Zwischen Höllentrip und leichter Wehmut
Im Saal herrscht angespannte Konzentration. Vor fast fünfeinhalb Stunden hatte das Konzert begonnen, und noch immer hat das musikhungrige Publikum nicht genug von der Droge namens Chopin. Die Gäste im Festsaal des Theaters Ingolstadt klatschen und brüllen Bravo, sie denken nicht daran, den Raum zu verlassen. Sie wollen Zugaben. Und der israelische Pianist Amir Katz gibt ihnen, was sie wollen: Noch drei weitere Chopin-Charakterstücke, zwei Walzer (in Es Dur, op. 8 und c-Moll, op. 64,2) und die Oktav-Etüde, erklingen, dann endlich verstummt das Publikum. Warum dieser Enthusiasmus? Wegen der genialen Musik Frédéric Chopins? Wegen des neuen Konzepts der Musiknacht? Oder einfach, weil Amir Katz so fulminant Klavier spielte Wahrscheinlich von allem etwas. Der Israeli verblüffte vermutlich mehr als jeder andere Solist an diesem Abend […]

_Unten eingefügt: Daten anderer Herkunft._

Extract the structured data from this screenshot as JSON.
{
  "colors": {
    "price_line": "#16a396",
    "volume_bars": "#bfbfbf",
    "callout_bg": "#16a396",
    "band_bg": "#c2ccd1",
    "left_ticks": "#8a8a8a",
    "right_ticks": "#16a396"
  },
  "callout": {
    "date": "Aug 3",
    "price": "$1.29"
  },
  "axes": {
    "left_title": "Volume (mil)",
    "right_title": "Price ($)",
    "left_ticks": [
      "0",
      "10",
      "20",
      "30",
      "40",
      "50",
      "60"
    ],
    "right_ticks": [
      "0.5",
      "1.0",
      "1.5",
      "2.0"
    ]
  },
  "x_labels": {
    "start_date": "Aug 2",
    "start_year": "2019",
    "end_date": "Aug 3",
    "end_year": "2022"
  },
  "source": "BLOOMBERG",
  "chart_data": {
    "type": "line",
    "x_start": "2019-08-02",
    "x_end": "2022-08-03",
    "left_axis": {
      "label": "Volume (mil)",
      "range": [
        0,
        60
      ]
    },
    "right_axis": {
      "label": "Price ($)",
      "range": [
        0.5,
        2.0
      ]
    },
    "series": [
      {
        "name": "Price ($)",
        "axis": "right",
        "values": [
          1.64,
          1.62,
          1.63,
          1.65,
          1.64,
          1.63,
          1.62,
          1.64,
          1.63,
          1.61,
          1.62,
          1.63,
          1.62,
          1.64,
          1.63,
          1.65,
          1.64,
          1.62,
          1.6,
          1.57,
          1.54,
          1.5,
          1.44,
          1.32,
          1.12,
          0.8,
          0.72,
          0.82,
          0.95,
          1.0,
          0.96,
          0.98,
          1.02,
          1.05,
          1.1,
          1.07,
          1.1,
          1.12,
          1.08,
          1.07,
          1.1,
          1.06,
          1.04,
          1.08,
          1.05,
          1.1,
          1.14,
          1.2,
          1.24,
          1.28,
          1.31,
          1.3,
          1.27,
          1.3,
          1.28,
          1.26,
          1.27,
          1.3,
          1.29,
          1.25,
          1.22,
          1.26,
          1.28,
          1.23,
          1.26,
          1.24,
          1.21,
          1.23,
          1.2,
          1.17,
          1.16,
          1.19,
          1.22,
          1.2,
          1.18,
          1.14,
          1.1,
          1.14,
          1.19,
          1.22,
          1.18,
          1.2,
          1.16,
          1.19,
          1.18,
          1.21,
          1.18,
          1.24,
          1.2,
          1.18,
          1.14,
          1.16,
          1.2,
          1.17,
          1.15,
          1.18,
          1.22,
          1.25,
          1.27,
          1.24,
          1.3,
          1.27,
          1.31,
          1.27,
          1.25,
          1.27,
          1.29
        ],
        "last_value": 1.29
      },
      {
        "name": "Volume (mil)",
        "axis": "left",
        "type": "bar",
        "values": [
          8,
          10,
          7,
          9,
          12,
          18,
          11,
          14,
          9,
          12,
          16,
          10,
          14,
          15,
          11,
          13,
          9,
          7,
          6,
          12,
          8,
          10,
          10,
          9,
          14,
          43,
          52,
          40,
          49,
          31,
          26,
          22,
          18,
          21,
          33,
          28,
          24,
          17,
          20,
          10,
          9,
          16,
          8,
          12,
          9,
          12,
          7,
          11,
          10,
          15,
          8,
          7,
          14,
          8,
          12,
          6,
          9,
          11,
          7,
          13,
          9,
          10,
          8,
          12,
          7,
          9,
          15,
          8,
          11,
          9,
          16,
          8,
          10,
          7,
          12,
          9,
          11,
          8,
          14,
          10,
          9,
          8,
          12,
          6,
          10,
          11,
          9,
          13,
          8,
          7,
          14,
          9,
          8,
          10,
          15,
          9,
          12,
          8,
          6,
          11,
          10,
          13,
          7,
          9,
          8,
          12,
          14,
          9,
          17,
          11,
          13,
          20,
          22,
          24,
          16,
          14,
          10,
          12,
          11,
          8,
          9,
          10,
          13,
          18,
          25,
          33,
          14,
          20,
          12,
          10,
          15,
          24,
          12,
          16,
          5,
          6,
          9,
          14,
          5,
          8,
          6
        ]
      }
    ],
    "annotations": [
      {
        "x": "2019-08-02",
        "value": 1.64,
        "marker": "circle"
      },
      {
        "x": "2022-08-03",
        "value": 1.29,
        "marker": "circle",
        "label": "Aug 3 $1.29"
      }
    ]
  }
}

Amir Katz: Ein in existenzialistischem Schwarz gewandeter Virtuose, der schnellen Schrittes zielgerichtet an den Flügel stürmte und sogleich, ohne einmal abzusetzen, die zwölf Etüden op. 10 in den Saal donnerte, als wären sie ein einziger zusammenhängender Satz. Katz spielte diesen pianistischen Höllentrip so geradlinig, so ernst und hochkonzentriert und vor allem technisch so perfekt, wie es nur wirklich bedeutende Pianisten vermögen […]
[…] so hörten wir hier die düstere Nachtseite des Romantikers. Katz hob die grollenden Bässe des Notentextes hervor, er vermochte das Klavier gewittern zu lassen und war zu fesselnder Dramatik fähig. Aber er konnte auch anders: Bei der dritten Etüde ließ er das liedhafte Thema rückhaltlos singen.
Klavierkonzert Nr. 1 überzeugte Katz […] mit dem Raffinement seines Anschlags, mit dramaturgisch geschicktem Spannungsaufbau und immer wieder überraschenden Momenten, etwa wenn er am Ende des Final-Satzes das Thema in der Wiederholung noch einmal pianissimo wie einen Nachklang spielte. Katz ist ein großer Pianist, von dem man nur hoffen kann, dass er bald wieder in Ingolstadt auftreten wird.